Williamson [00:54:25] Well, first of all the only reason you're writing me right now is because I'm on New Hampshire Public Radio. So I am. There is and has been a bit of a lockout, there's no doubt about it, from certain corners of the mainstream media. But I think that's starting to change, I had my CNN town hall the other night. I will be on Alex Witt this weekend. I will be on Stephanie Ruhle next week. I was on Morning Joe the other day. But this is a grassroots campaign, there is definitely a media and political establishment who do not find my campaign convenient, they don't find my candidacy convenient to their purposes. So what I say to the person who asked that question and to anyone else who's interested: you're going to have to make it happen. I hope you'll go to Marianne2020 dot com. I hope you'll give at least a dollar donation to help me get to those 65,000 votes. I need 14000 more to be able to be on the DNC debate stage and I need donations in order to wage a campaign that is equal in its in its power to have an effect as other candidates. I think more people understand what's going on in this country, they see my candidacy as an example of how this system works: the aristocracy feels entitled and they're going to control the conversation. And who are they to say, to make themselves the gatekeeper, who are they to say who's a serious candidate? Who are they to say who's a long shot? That's not what the Constitution says. The Constitution says you have to be born here, 35 [years old] and lived here for 14 years. I think people are waking up. This is just an example of how this works. But I'm going to keep going and I hope the people will continue to support me and keeping going because that's not how America should work.
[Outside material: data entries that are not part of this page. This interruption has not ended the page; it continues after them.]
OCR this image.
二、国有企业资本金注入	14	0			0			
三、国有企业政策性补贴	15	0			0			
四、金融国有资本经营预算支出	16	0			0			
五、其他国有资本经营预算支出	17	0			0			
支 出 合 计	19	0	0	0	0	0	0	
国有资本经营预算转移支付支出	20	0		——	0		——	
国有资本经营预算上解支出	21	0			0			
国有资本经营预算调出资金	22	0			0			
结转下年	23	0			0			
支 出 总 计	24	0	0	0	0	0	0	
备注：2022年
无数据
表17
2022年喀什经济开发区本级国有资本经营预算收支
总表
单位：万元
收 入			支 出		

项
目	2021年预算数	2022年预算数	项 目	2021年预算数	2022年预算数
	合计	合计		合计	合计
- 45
Knoy [00:56:05] Well Timothy I appreciate the question and I think he's right we're almost at 20 not quite but getting close in terms of Democratic presidential candidate.
Williamson [00:56:14] I'm not just out to influence their conversation. I mean what are they doing this for? They're not doing it to influence mine! These are the subtle ways that...no, no, no. I'm not just out to influence. I'm not out to just elevate the conversation, I want to elevate America.
Knoy [00:56:29] Well, and to his point though about this very crowded Democratic primary, how are you Ms Williamson going to stand out in these interviews and in these debates from the other Democratic candidates? Why should people choose you versus any of the others?
Williamson [00:56:45] Not saying why people should choose me, that's up to them. People should listen to the small still voice within themselves. But I'm having an authentic and fierce conversation that I don't believe others are having. I'm talking about the millions of American children living in chronic trauma whose despair is simply normalized by our political establishment because their lack of financial leverage. I'm talking about the deep corruption of our national security agenda. I'm talking about what's really going down with race relations in America. I'm sorry but I haven't heard that from anyone else.